It’s an exuberance for intelligent conversation that would, no doubt, too often get mistaken for old-fashioned wanker-ism. Especially in the cut and thrust of a newsroom.

Yet, as Williams confidently tells me, he refuses to kowtow to the idea that Australia is a “land of yokels”.

Rather, it’s one “of curiosity”.

It’s also a country where the taxpayer-funded media channel he now leads is “deeply committed” to “independence, integrity and a genuine aspiration to impartiality”.

Or, as he puts it, “a good central place”.

I don’t get a sense that the ABC is either soft or tough on either side of politics,

In a wide-ranging interview with The Nightly just a few weeks into the very high-profile and often very controversial role, Williams opens up on why he despises social media and wishes reporters would get off X.

The former Australian boss of Rupert Murdoch’s News Corp also denies the ABC is too soft on Anthony Albanese’s Labor and too hard on Peter Dutton’s Liberals.

Meanwhile, he concedes that what were once market-leading digital products, such as streaming platform iview, are now sorely lacking. He also reveals a performance metric used by Britain’s BBC that he wants to usher in locally to keep ABC staff on track.


“I don’t get a sense that the ABC is either soft or tough on either side of politics,” Williams says.

“I think the ABC generally endeavours to steer a middle course that asks the right questions and that challenges the propositions from either primary side of politics in a way that better informs people.”

There is no doubt Williams’ tenure as chair comes at a pivotal point for the national broadcaster.
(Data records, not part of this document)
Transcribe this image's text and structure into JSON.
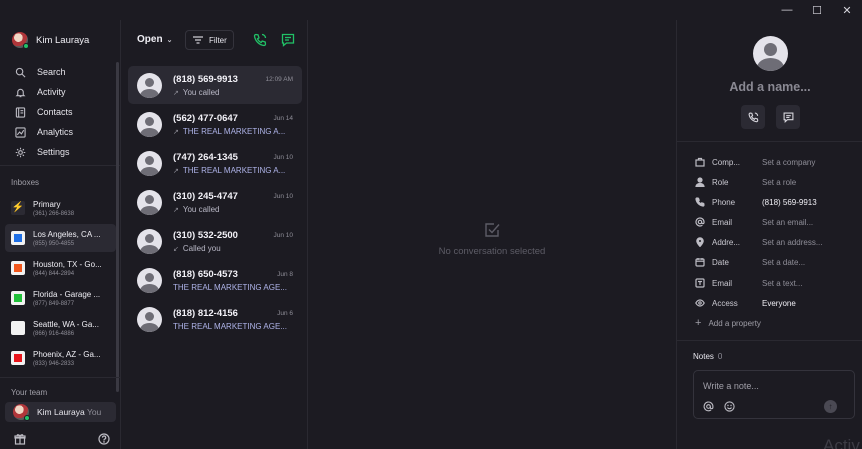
{
  "window": {
    "minimize": "—",
    "maximize": "☐",
    "close": "✕"
  },
  "sidebar": {
    "user_name": "Kim Lauraya",
    "nav": [
      {
        "label": "Search",
        "icon": "search-icon"
      },
      {
        "label": "Activity",
        "icon": "bell-icon"
      },
      {
        "label": "Contacts",
        "icon": "contacts-icon"
      },
      {
        "label": "Analytics",
        "icon": "analytics-icon"
      },
      {
        "label": "Settings",
        "icon": "gear-icon"
      }
    ],
    "inboxes_label": "Inboxes",
    "inboxes": [
      {
        "name": "Primary",
        "number": "(361) 266-8638",
        "color": "#f5a623",
        "icon": "lightning-icon"
      },
      {
        "name": "Los Angeles, CA ...",
        "number": "(855) 950-4855",
        "color": "#1f6fe5"
      },
      {
        "name": "Houston, TX - Go...",
        "number": "(844) 844-2894",
        "color": "#f2571c"
      },
      {
        "name": "Florida - Garage ...",
        "number": "(877) 849-8877",
        "color": "#21c13a"
      },
      {
        "name": "Seattle, WA - Ga...",
        "number": "(866) 916-4886",
        "color": "#f2f2f2"
      },
      {
        "name": "Phoenix, AZ - Ga...",
        "number": "(833) 946-2833",
        "color": "#e8151b"
      }
    ],
    "team_label": "Your team",
    "team_member": "Kim Lauraya",
    "team_you": "You"
  },
  "list": {
    "status": "Open",
    "filter_label": "Filter",
    "conversations": [
      {
        "phone": "(818) 569-9913",
        "time": "12:09 AM",
        "sub": "You called",
        "arrow": "↗",
        "style": "grey"
      },
      {
        "phone": "(562) 477-0647",
        "time": "Jun 14",
        "sub": "THE REAL MARKETING A...",
        "arrow": "↗",
        "style": "blue"
      },
      {
        "phone": "(747) 264-1345",
        "time": "Jun 10",
        "sub": "THE REAL MARKETING A...",
        "arrow": "↗",
        "style": "blue"
      },
      {
        "phone": "(310) 245-4747",
        "time": "Jun 10",
        "sub": "You called",
        "arrow": "↗",
        "style": "grey"
      },
      {
        "phone": "(310) 532-2500",
        "time": "Jun 10",
        "sub": "Called you",
        "arrow": "↙",
        "style": "grey"
      },
      {
        "phone": "(818) 650-4573",
        "time": "Jun 8",
        "sub": "THE REAL MARKETING AGE...",
        "arrow": "",
        "style": "blue"
      },
      {
        "phone": "(818) 812-4156",
        "time": "Jun 6",
        "sub": "THE REAL MARKETING AGE...",
        "arrow": "",
        "style": "blue"
      }
    ]
  },
  "center": {
    "empty_text": "No conversation selected"
  },
  "details": {
    "add_name": "Add a name...",
    "properties": [
      {
        "name": "Comp...",
        "value": "Set a company",
        "set": false,
        "icon": "company-icon"
      },
      {
        "name": "Role",
        "value": "Set a role",
        "set": false,
        "icon": "person-icon"
      },
      {
        "name": "Phone",
        "value": "(818) 569-9913",
        "set": true,
        "icon": "phone-icon"
      },
      {
        "name": "Email",
        "value": "Set an email...",
        "set": false,
        "icon": "at-icon"
      },
      {
        "name": "Addre...",
        "value": "Set an address...",
        "set": false,
        "icon": "location-pin-icon"
      },
      {
        "name": "Date",
        "value": "Set a date...",
        "set": false,
        "icon": "calendar-icon"
      },
      {
        "name": "Email",
        "value": "Set a text...",
        "set": false,
        "icon": "text-icon"
      },
      {
        "name": "Access",
        "value": "Everyone",
        "set": true,
        "icon": "eye-icon"
      }
    ],
    "add_property": "Add a property",
    "notes_label": "Notes",
    "notes_count": "0",
    "note_placeholder": "Write a note..."
  },
  "watermark": "Activ"
}
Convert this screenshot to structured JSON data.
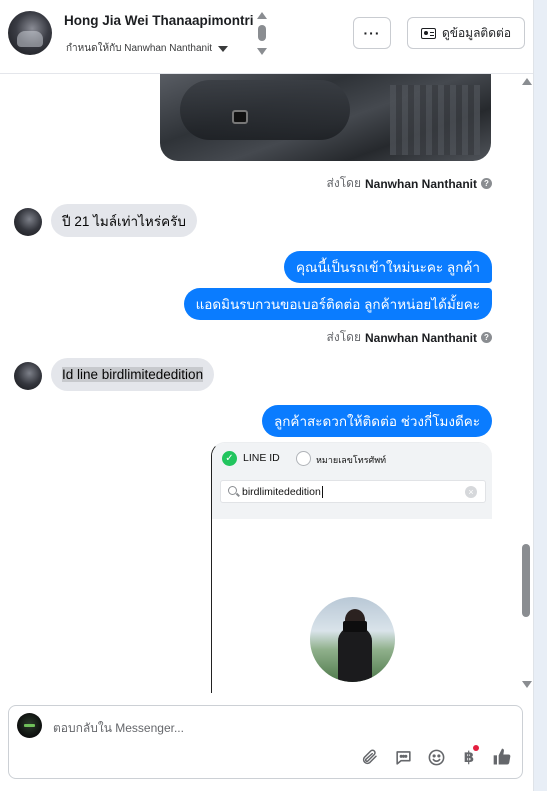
{
  "header": {
    "contact_name": "Hong Jia Wei Thanaapimontri",
    "assigned_text": "กำหนดให้กับ Nanwhan Nanthanit",
    "more_label": "···",
    "contact_info_label": "ดูข้อมูลติดต่อ"
  },
  "messages": {
    "sent_by_prefix": "ส่งโดย",
    "sent_by_name": "Nanwhan Nanthanit",
    "help_mark": "?",
    "incoming_1": "ปี 21 ไมล์เท่าไหร่ครับ",
    "outgoing_1": "คุณนี้เป็นรถเข้าใหม่นะคะ ลูกค้า",
    "outgoing_2": "แอดมินรบกวนขอเบอร์ติดต่อ ลูกค้าหน่อยได้มั้ยคะ",
    "incoming_2": "Id line birdlimitededition",
    "outgoing_3": "ลูกค้าสะดวกให้ติดต่อ ช่วงกี่โมงดีคะ"
  },
  "line_screenshot": {
    "option_line_id": "LINE ID",
    "option_phone": "หมายเลขโทรศัพท์",
    "search_value": "birdlimitededition",
    "check_mark": "✓",
    "clear_mark": "×"
  },
  "composer": {
    "placeholder": "ตอบกลับใน Messenger...",
    "baht_symbol": "฿"
  },
  "colors": {
    "outgoing_bubble": "#0a7cff",
    "incoming_bubble": "#e4e6eb",
    "line_green": "#22c55e",
    "notification_red": "#e41e3f"
  },
  "icons": [
    "scroll-up-icon",
    "scroll-down-icon",
    "contact-card-icon",
    "help-icon",
    "search-icon",
    "clear-icon",
    "check-icon",
    "attachment-icon",
    "saved-replies-icon",
    "emoji-icon",
    "payment-icon",
    "thumbs-up-icon"
  ]
}
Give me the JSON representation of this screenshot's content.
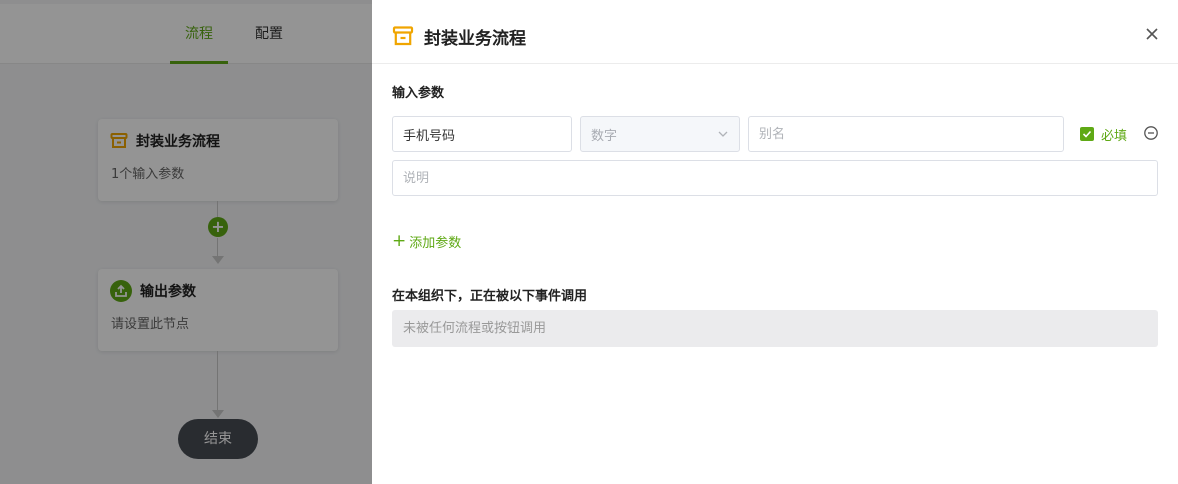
{
  "background": {
    "tabs": [
      {
        "label": "流程",
        "active": true
      },
      {
        "label": "配置",
        "active": false
      }
    ],
    "nodes": [
      {
        "title": "封装业务流程",
        "subtitle": "1个输入参数",
        "icon": "archive-icon"
      },
      {
        "title": "输出参数",
        "subtitle": "请设置此节点",
        "icon": "upload-icon"
      }
    ],
    "end_label": "结束"
  },
  "drawer": {
    "title": "封装业务流程",
    "title_icon": "archive-icon",
    "input_section_label": "输入参数",
    "params": [
      {
        "name_value": "手机号码",
        "type_value": "数字",
        "alias_placeholder": "别名",
        "required_label": "必填",
        "required_checked": true,
        "description_placeholder": "说明"
      }
    ],
    "add_param_label": "添加参数",
    "usage_section_label": "在本组织下，正在被以下事件调用",
    "usage_empty_text": "未被任何流程或按钮调用"
  },
  "colors": {
    "accent": "#5fa915",
    "title_icon": "#f0a500",
    "end_node": "#474c54"
  }
}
It’s long been the punching bag of conservative politics and, ironically considering his past, the Murdoch media.

But, now Aunty is also bleeding from attacks courtesy of the left as well.

The current most high-profile example is a case before the Fair Work Commission where sacked ABC fill-in Sydney radio presenter Antoinette Lattouf is arguing she was unlawfully terminated from her job for sharing a post by Human Rights Watch.

The post said: “The Israeli Government is using starvation of civilians as a weapon of war in Gaza.”

While Williams wouldn’t buy into the controversy, he opens our interview by saying he is now “tiresomely, reliably, boringly” on the record about his total commitment to “the ethics that have to drive a public institution”.

He emphasises the ABC must “always” be “aspiring to independence, integrity and a genuine aspiration to impartiality”. “Human beings have all manner of frailties, but we should always be aspiring to impartiality and wherever possible achieving it,” he tells The Nightly.

“Of course, people will always focus on those moments when it’s less than perfect rather than recognising that the majority of the time, it’s pretty damn good.”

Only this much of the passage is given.